Part I of the story of two safaris twenty years apart at the same camp with fathers as a professional hunter and client, then their sons as a professional hunter and client. Many things remained the same, many things changed, and many coincidences link the two trips.
As a kid I was glued to the TV when “Wild Kingdom” came on, as well as “Tarzan” movies. There were no African hunting shows on TV back then, only the occasional Discovery Channel programs about African wildlife in national parks.

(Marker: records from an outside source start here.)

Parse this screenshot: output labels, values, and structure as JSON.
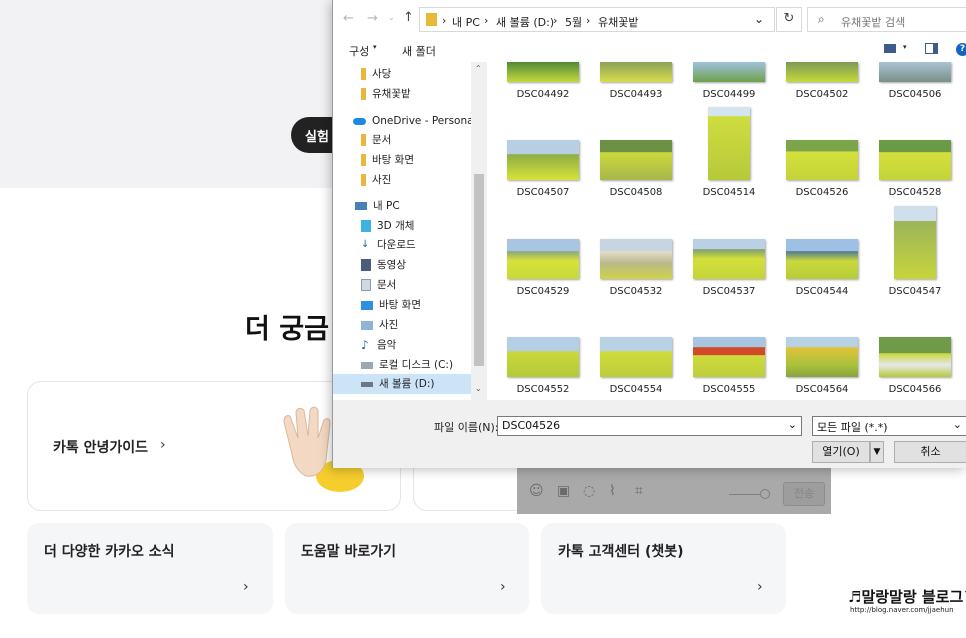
{
  "background": {
    "experiment_pill": "실험",
    "heading": "더 궁금",
    "card_guide": "카톡 안녕가이드",
    "card_news": "더 다양한 카카오 소식",
    "card_help": "도움말 바로가기",
    "card_center": "카톡 고객센터 (챗봇)",
    "send_label": "전송"
  },
  "dialog": {
    "breadcrumb": [
      "내 PC",
      "새 볼륨 (D:)",
      "5월",
      "유채꽃밭"
    ],
    "search_placeholder": "유채꽃밭 검색",
    "toolbar": {
      "organize": "구성",
      "new_folder": "새 폴더"
    },
    "nav_items": [
      "사당",
      "유채꽃밭",
      "OneDrive - Personal",
      "문서",
      "바탕 화면",
      "사진",
      "내 PC",
      "3D 개체",
      "다운로드",
      "동영상",
      "문서",
      "바탕 화면",
      "사진",
      "음악",
      "로컬 디스크 (C:)",
      "새 볼륨 (D:)"
    ],
    "files": [
      "DSC04492",
      "DSC04493",
      "DSC04499",
      "DSC04502",
      "DSC04506",
      "DSC04507",
      "DSC04508",
      "DSC04514",
      "DSC04526",
      "DSC04528",
      "DSC04529",
      "DSC04532",
      "DSC04537",
      "DSC04544",
      "DSC04547",
      "DSC04552",
      "DSC04554",
      "DSC04555",
      "DSC04564",
      "DSC04566"
    ],
    "filename_label": "파일 이름(N):",
    "filename_value": "DSC04526",
    "filetype_value": "모든 파일 (*.*)",
    "open_label": "열기(O)",
    "cancel_label": "취소"
  },
  "watermark": {
    "title": "♬말랑말랑 블로그™",
    "url": "http://blog.naver.com/jjaehun"
  },
  "colors": {
    "accent": "#0a60c2",
    "folder": "#e8b83a",
    "field": "#c6d93a"
  }
}
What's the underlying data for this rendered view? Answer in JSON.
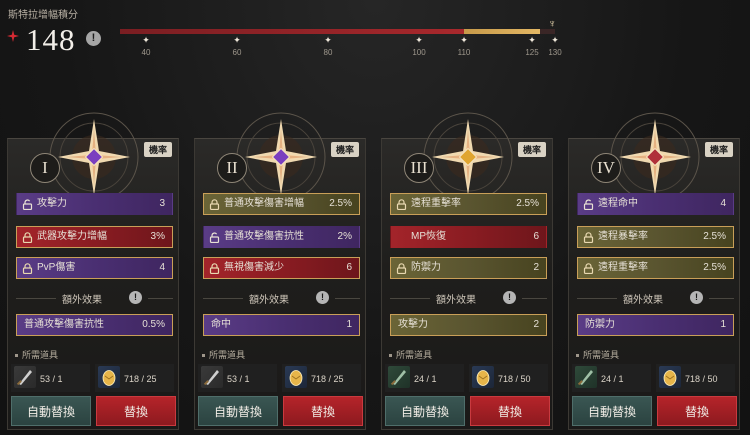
{
  "header": {
    "title": "斯特拉增幅積分",
    "value": "148",
    "info_icon": "info-icon",
    "accent": "#c8262d",
    "milestones": [
      {
        "label": "40"
      },
      {
        "label": "60"
      },
      {
        "label": "80"
      },
      {
        "label": "100"
      },
      {
        "label": "110"
      },
      {
        "label": "125"
      },
      {
        "label": "130"
      }
    ],
    "scale_max": 130,
    "gold_segment_start": 110
  },
  "cards": [
    {
      "numeral": "I",
      "rate_label": "機率",
      "gem_color": "#7b3fbf",
      "stats": [
        {
          "name": "攻擊力",
          "value": "3",
          "color": "purple",
          "lock": "unlocked-icon"
        },
        {
          "name": "武器攻擊力增幅",
          "value": "3%",
          "color": "red",
          "lock": "lock-icon"
        },
        {
          "name": "PvP傷害",
          "value": "4",
          "color": "purple",
          "lock": "lock-icon"
        }
      ],
      "extra_label": "額外效果",
      "extra": {
        "name": "普通攻擊傷害抗性",
        "value": "0.5%",
        "color": "purple"
      },
      "materials_label": "所需道具",
      "materials": [
        {
          "icon": "dagger-icon",
          "qty": "53 / 1"
        },
        {
          "icon": "golden-egg-icon",
          "qty": "718 / 25"
        }
      ],
      "auto_label": "自動替換",
      "swap_label": "替換"
    },
    {
      "numeral": "II",
      "rate_label": "機率",
      "gem_color": "#7b3fbf",
      "stats": [
        {
          "name": "普通攻擊傷害增幅",
          "value": "2.5%",
          "color": "olive",
          "lock": "lock-icon"
        },
        {
          "name": "普通攻擊傷害抗性",
          "value": "2%",
          "color": "purple",
          "lock": "unlocked-icon"
        },
        {
          "name": "無視傷害減少",
          "value": "6",
          "color": "red",
          "lock": "lock-icon"
        }
      ],
      "extra_label": "額外效果",
      "extra": {
        "name": "命中",
        "value": "1",
        "color": "purple"
      },
      "materials_label": "所需道具",
      "materials": [
        {
          "icon": "dagger-icon",
          "qty": "53 / 1"
        },
        {
          "icon": "golden-egg-icon",
          "qty": "718 / 25"
        }
      ],
      "auto_label": "自動替換",
      "swap_label": "替換"
    },
    {
      "numeral": "III",
      "rate_label": "機率",
      "gem_color": "#e0a530",
      "stats": [
        {
          "name": "遠程重擊率",
          "value": "2.5%",
          "color": "olive",
          "lock": "lock-icon"
        },
        {
          "name": "MP恢復",
          "value": "6",
          "color": "red",
          "lock": "none"
        },
        {
          "name": "防禦力",
          "value": "2",
          "color": "olive",
          "lock": "lock-icon"
        }
      ],
      "extra_label": "額外效果",
      "extra": {
        "name": "攻擊力",
        "value": "2",
        "color": "olive"
      },
      "materials_label": "所需道具",
      "materials": [
        {
          "icon": "green-blade-icon",
          "qty": "24 / 1"
        },
        {
          "icon": "golden-egg-icon",
          "qty": "718 / 50"
        }
      ],
      "auto_label": "自動替換",
      "swap_label": "替換"
    },
    {
      "numeral": "IV",
      "rate_label": "機率",
      "gem_color": "#b0303a",
      "stats": [
        {
          "name": "遠程命中",
          "value": "4",
          "color": "purple",
          "lock": "unlocked-icon"
        },
        {
          "name": "遠程暴擊率",
          "value": "2.5%",
          "color": "olive",
          "lock": "lock-icon"
        },
        {
          "name": "遠程重擊率",
          "value": "2.5%",
          "color": "olive",
          "lock": "lock-icon"
        }
      ],
      "extra_label": "額外效果",
      "extra": {
        "name": "防禦力",
        "value": "1",
        "color": "purple"
      },
      "materials_label": "所需道具",
      "materials": [
        {
          "icon": "green-blade-icon",
          "qty": "24 / 1"
        },
        {
          "icon": "golden-egg-icon",
          "qty": "718 / 50"
        }
      ],
      "auto_label": "自動替換",
      "swap_label": "替換"
    }
  ]
}
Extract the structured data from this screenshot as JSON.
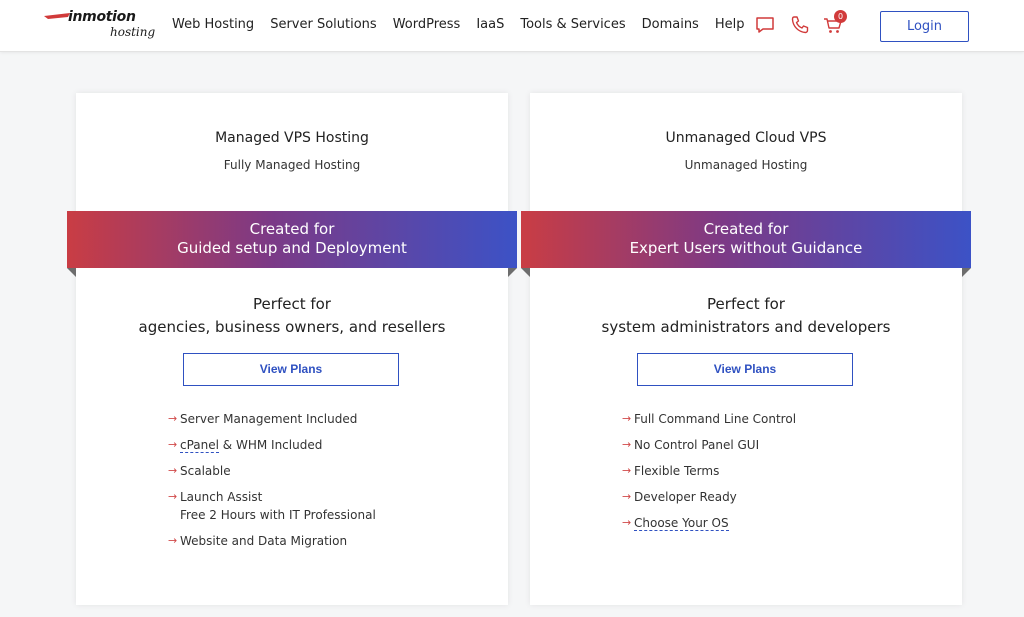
{
  "header": {
    "logo_main": "inmotion",
    "logo_sub": "hosting",
    "nav": [
      "Web Hosting",
      "Server Solutions",
      "WordPress",
      "IaaS",
      "Tools & Services",
      "Domains",
      "Help"
    ],
    "cart_count": "0",
    "login_label": "Login",
    "icons": [
      "chat-icon",
      "phone-icon",
      "cart-icon"
    ]
  },
  "colors": {
    "accent_blue": "#2f51c1",
    "accent_red": "#c93d44",
    "ribbon_gradient": [
      "#c93d44",
      "#7c3a86",
      "#3c52c6"
    ]
  },
  "cards": [
    {
      "title": "Managed VPS Hosting",
      "subtitle": "Fully Managed Hosting",
      "ribbon_line1": "Created for",
      "ribbon_line2": "Guided setup and Deployment",
      "perfect_line1": "Perfect for",
      "perfect_line2": "agencies, business owners, and resellers",
      "button": "View Plans",
      "features": [
        {
          "text": "Server Management Included"
        },
        {
          "linked": "cPanel",
          "rest": " & WHM Included"
        },
        {
          "text": "Scalable"
        },
        {
          "text": "Launch Assist",
          "text2": "Free 2 Hours with IT Professional"
        },
        {
          "text": "Website and Data Migration"
        }
      ]
    },
    {
      "title": "Unmanaged Cloud VPS",
      "subtitle": "Unmanaged Hosting",
      "ribbon_line1": "Created for",
      "ribbon_line2": "Expert Users without Guidance",
      "perfect_line1": "Perfect for",
      "perfect_line2": "system administrators and developers",
      "button": "View Plans",
      "features": [
        {
          "text": "Full Command Line Control"
        },
        {
          "text": "No Control Panel GUI"
        },
        {
          "text": "Flexible Terms"
        },
        {
          "text": "Developer Ready"
        },
        {
          "linked": "Choose Your OS"
        }
      ]
    }
  ]
}
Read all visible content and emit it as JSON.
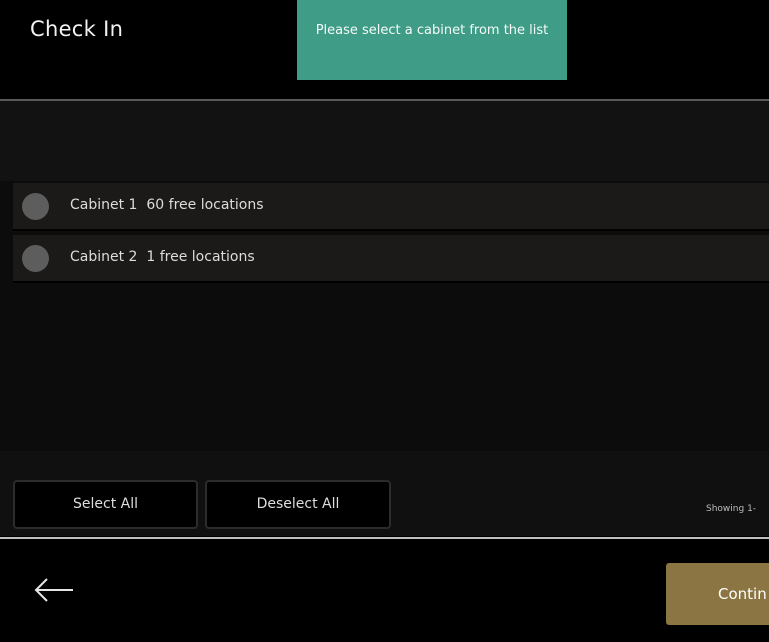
{
  "header": {
    "title": "Check In",
    "toast": "Please select a cabinet from the list"
  },
  "cabinets": [
    {
      "name": "Cabinet 1",
      "free": "60 free locations"
    },
    {
      "name": "Cabinet 2",
      "free": "1 free locations"
    }
  ],
  "actions": {
    "select_all": "Select All",
    "deselect_all": "Deselect All",
    "showing": "Showing 1-"
  },
  "footer": {
    "back_icon": "arrow-left-icon",
    "continue_label": "Contin"
  },
  "colors": {
    "toast_bg": "#3f9c86",
    "continue_bg": "#8b7542",
    "row_bg": "#1c1a18"
  }
}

In 1997, I was a thirty-year-old Sheriff’s detective dreaming at the Dallas Safari Club show. I went home from that DSC show with masses of brochures and magazines. One guy took extra time to make me believe I could afford to make an African hunt on a cop’s salary. Tommy Morrison of Sporting International made a good sales pitch. Now I just had to convince my wife how “affordable” a quick ten-day safari would be. It worked with one stipulation. Once I got back, she did not want to hear “Africa” again. Deal!
A ten-day plains-game hunt turned into a twelve-day buffalo/plains game hunt. I counted down the days for 18 months. I sold nearly all my guns, a four-wheeler, and anything else I could, and worked as many off-duty hours as possible, working security details for extra cash. My wife, my parents and all my friends didn’t understand all this, and thought this Louisiana duck-hunter had lost his mind. Next thing I knew had I left my wife, five-year-old daughter and one-year-old son and was off on the longest flight of my life with my first-ever passport, my new Win. Mod. 70 .375 H&H and a bunch of disposable Kodak cameras, off to meet some guy named Mark “Ellos” Ellement to whom I had never spoken or seen a picture of, and who would be my professional hunter. All I knew about what I was doing was from the Capstick and Ruark books I’d read, as well as some Zimbabwean history and political books. Those days in 1998 were before WhatsApp and email! I don’t think Matapula Hunters (which Ellos owned half of ) even had a website back then. Mr Morrison told me that Mark Ellement usually only did elephant hunts for repeat customers, but had a window in his schedule, and had taken my hunt because I was a young first-timer.
After a sleepless night in Johannesburg, I was on a plane to Victoria Falls, Zimbabwe. I was SO nervous and began questioning my own sanity. I was no world-traveler and totally out of my comfort zone. Once I got my bag and gun and made my way to the final exit, I was thinking “now what?”
Outside was this lanky guy with leathery skin, wearing short shorts, who walked towards me, removed his cap and extended his hand. “You must be Conrad,” he said. I wondered who he was. I was half expecting to see Tarzan or someone in khakis and a terai hat. “Yes, that’s me, how did you know?”